Vincent Dethier once wrote, "...there has never seemed to be a taboo against pulling off the legs or wings of flies. Most children eventually outgrow this behavior. Those who do not either come to a bad end or become biologists."
Three decades ago, Ted took the latter of the Dethier's two paths, and ended up as a Board Certified Entomologist with a Master's Degree in urban entomology. Along the way he has worked as the senior manager responsible for training at a large, regional pest control company, and served as an entomology officer in the US Army. He has worked in the United States, Haiti, Japan, South Korea, Singapore, and the British Indian Ocean Territory (Diego Garcia).
Whereas some scientists are interested in research and discovery, and others are interested in innovations and application, Ted's passion is for education.
As the training manager at a large, regional pest control company, he was able to put science education into practice, creating and facilitating performance-orientated courses for employees, using student-centered educational techniques. Pest control is a highly technical field, and Ted built classes on introductory biology, entomology, and pesticide toxicology in order to prepare employees to succeed in the field. As a result, new technicians had a 99% pass rate on the Wisconsin Pesticide Applicator test, compared to the state average of approximately 70%, and one of his programs won the Board Certified Entomologists of Mid-America Educational Project Award. But the best reward of all was the number of people he inspired to take an interest in entomology and the world around them.

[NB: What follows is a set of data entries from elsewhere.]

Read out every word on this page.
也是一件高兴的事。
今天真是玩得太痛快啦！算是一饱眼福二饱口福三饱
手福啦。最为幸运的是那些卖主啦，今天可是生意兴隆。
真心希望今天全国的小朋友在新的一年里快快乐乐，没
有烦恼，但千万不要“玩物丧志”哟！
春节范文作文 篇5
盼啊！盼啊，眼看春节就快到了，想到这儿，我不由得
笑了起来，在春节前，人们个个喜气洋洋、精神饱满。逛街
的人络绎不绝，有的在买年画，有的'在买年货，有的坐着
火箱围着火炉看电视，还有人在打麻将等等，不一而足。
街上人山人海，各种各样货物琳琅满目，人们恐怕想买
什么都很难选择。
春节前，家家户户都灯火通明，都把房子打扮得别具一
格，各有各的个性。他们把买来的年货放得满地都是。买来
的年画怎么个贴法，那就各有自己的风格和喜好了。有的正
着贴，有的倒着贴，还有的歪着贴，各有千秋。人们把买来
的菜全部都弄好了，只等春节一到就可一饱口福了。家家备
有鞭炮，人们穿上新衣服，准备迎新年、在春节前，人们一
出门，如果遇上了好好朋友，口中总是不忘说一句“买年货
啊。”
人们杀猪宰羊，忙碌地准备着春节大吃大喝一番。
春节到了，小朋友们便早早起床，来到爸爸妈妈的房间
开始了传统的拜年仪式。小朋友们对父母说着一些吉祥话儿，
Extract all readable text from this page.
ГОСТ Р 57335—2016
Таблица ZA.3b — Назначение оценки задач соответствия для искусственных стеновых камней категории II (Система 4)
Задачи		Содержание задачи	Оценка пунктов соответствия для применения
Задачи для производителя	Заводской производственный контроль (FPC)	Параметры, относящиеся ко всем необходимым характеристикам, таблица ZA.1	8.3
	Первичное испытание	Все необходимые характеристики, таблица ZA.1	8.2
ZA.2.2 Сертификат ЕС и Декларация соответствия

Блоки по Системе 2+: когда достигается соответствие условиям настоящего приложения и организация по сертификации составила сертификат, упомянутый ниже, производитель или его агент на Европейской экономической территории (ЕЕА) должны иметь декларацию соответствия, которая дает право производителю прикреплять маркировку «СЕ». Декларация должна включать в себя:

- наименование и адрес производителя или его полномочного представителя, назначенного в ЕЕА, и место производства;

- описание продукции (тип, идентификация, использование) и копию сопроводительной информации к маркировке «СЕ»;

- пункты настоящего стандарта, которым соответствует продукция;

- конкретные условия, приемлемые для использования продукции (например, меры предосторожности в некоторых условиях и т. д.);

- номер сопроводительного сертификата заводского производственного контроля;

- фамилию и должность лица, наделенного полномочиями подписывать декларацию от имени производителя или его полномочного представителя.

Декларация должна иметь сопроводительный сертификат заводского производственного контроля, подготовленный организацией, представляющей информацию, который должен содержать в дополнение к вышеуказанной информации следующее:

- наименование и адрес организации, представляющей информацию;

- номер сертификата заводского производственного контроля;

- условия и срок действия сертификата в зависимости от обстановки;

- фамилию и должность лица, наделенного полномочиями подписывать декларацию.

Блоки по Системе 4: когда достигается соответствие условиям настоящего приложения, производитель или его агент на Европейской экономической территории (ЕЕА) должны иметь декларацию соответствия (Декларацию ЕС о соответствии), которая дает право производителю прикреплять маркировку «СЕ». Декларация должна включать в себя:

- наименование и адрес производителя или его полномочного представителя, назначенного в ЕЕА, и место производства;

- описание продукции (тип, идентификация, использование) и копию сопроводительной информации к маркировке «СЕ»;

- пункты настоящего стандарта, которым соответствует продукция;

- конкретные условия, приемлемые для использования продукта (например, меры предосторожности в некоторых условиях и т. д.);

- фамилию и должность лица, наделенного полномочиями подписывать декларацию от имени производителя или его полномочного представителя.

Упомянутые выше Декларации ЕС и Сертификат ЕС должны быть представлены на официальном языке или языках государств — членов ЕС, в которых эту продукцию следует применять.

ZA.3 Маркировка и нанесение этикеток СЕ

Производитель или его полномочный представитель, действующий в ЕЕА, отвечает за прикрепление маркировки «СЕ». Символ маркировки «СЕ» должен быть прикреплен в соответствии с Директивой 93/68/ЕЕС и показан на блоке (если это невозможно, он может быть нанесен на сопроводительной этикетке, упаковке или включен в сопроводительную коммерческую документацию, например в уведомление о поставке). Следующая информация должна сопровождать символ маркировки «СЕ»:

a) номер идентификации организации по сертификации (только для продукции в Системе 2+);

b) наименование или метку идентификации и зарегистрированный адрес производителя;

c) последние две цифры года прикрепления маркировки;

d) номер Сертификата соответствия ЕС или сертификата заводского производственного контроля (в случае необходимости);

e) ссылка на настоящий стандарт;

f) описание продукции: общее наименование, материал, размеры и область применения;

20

His only regret was that he was not able to get to his students earlier in life, during adolescence, and inspire them to appreciate science then. Now, he is working toward gaining his teaching certification in Wisconsin, and will soon be in a high school or middle school classroom, living the dream of a biologist whose passion is education.
When Darwin traveled to the Galapagos Islands, he didn't have a camera to document the new species he discovered. He had to draw pictures of them. Once, scientists were trained in the arts; now those in STEM and those in the humanities compete for university funding and eye each other suspiciously, to everyone's loss.
Ted is a poet, with publications in Mosaic and Split Rock Review, and a fiction writer, with a short story in Leaping Clear. He has studied creative writing at the University of Wisconsin, Milwaukee, where he has tried to bridge the gap between science and the humanities.
He has also published extensively in popular and trade magazines, offering insights on how to safely and effectively control pests in and around homes and businesses.